Are you worried that Cruella's smoking habit, however much part of her character in 101 Dalmations, could give your children the idea that it is cool to light up?
A group of America's leading health organisations is now demanding that any movie that depicts smoking or tobacco use should come with an "R" (restricted) rating.
In South Africa, the Film and Publications Board (FPB) is responsible for the ratings assigned to movies. And in February 2016 it was reported that South Africa is ahead of the pack where it comes to anti-tobacco ratings.
According to a previous Health24 article, the number of smoking scenes in movies rated PG-13 – suitable for teens – surged, from 564 in 2010 to 809 in 2016.
No progress in US
The demand is in response to a recent report by the US Centers for Disease Control and Prevention that found there has been no progress in reducing the number of tobacco scenes in youth-rated movies.
In 2012, the US Surgeon General established a cause-and-effect link between smoking in movies and the likelihood kids would pick up the deadly habit.
Children are likely to imitate
"As physicians and advocates, we are speaking with a unified voice: Filmmakers must stop enabling the tobacco industry to target our children," Dr Fernando Stein, president of the American Academy of Pediatrics, said in a statement.
"The evidence is clear that when children see movie characters smoking, they are more likely to smoke," Stein added. "90% of smokers start smoking in their teen years, and many of them will battle a tobacco addiction that will eventually kill them. By rating movies appropriately, filmmakers can help protect the next generation from tobacco-related disease and death."
Movies will entice many children
According to the CDC, movies with scenes of smoking will entice more than 6 million US children to smoke – and 2 million of them will die prematurely from tobacco-related cancer, heart disease, lung disease or stroke.

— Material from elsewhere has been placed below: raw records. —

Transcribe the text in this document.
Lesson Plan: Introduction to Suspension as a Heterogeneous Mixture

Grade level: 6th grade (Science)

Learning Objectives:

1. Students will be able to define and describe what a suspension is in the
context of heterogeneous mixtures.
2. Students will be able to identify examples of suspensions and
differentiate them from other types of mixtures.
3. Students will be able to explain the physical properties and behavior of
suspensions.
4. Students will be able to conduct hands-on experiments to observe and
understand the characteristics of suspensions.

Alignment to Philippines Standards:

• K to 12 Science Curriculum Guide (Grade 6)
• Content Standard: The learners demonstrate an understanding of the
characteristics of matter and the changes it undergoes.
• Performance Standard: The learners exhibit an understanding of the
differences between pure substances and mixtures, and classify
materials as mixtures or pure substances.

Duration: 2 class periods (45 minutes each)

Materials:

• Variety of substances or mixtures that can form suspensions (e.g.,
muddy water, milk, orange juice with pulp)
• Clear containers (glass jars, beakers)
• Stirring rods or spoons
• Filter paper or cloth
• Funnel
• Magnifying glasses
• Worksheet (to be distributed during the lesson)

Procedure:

"By voluntarily implementing policies that require R ratings for smoking, the film industry can avert 1 million tobacco deaths among today's children, according to estimates from the CDC," the coalition of health groups said in the statement.
A letter of demand
The coalition, which includes 17 public health and medical groups, sent a letter to film industry leaders in response to the CDC report. The report stated that progress in eliminating smoking in movies labelled PG-13 slowed dramatically after 2010.
The letter demands that the film industry meet a 1 June 2018, deadline to stop depicting smoking in movies rated acceptable for children.
An R-rated movie requires children under 17 to be accompanied by a parent or adult guardian.
Smoking the leading cause of death
Tobacco use remains the leading cause of preventable death in the United States, and it's to blame for nearly 500 000 deaths a year.
"Cigarette smoking is the leading cause of cancer mortality, responsible for approximately 30% of all cancer deaths in America," said Gary Reedy, chief executive officer of the American Cancer Society. "Most smokers are enticed into nicotine addiction as children, and the American film industry must take assertive action now to ensure that our kids are not lured into using this uniquely lethal product by depictions of smoking in major motion pictures."
The coalition represents more than 630 000 doctors, and includes the American Academy of Pediatrics, the American Academy of Family Physicians, the American College of Physicians, the American Congress of Obstetricians and Gynecologists, and the American Medical Association.
Other members include the American Cancer Society, the American Heart Association, the American Lung Association, the Campaign for Tobacco-Free Kids, and the American Public Health Association.
The revised R rating guidelines spelled out in the letter would apply to all movies with smoking except those that "exclusively portray actual people who used tobacco [as in documentaries or biographical dramas] or that depict the serious health consequences of tobacco use," the coalition said.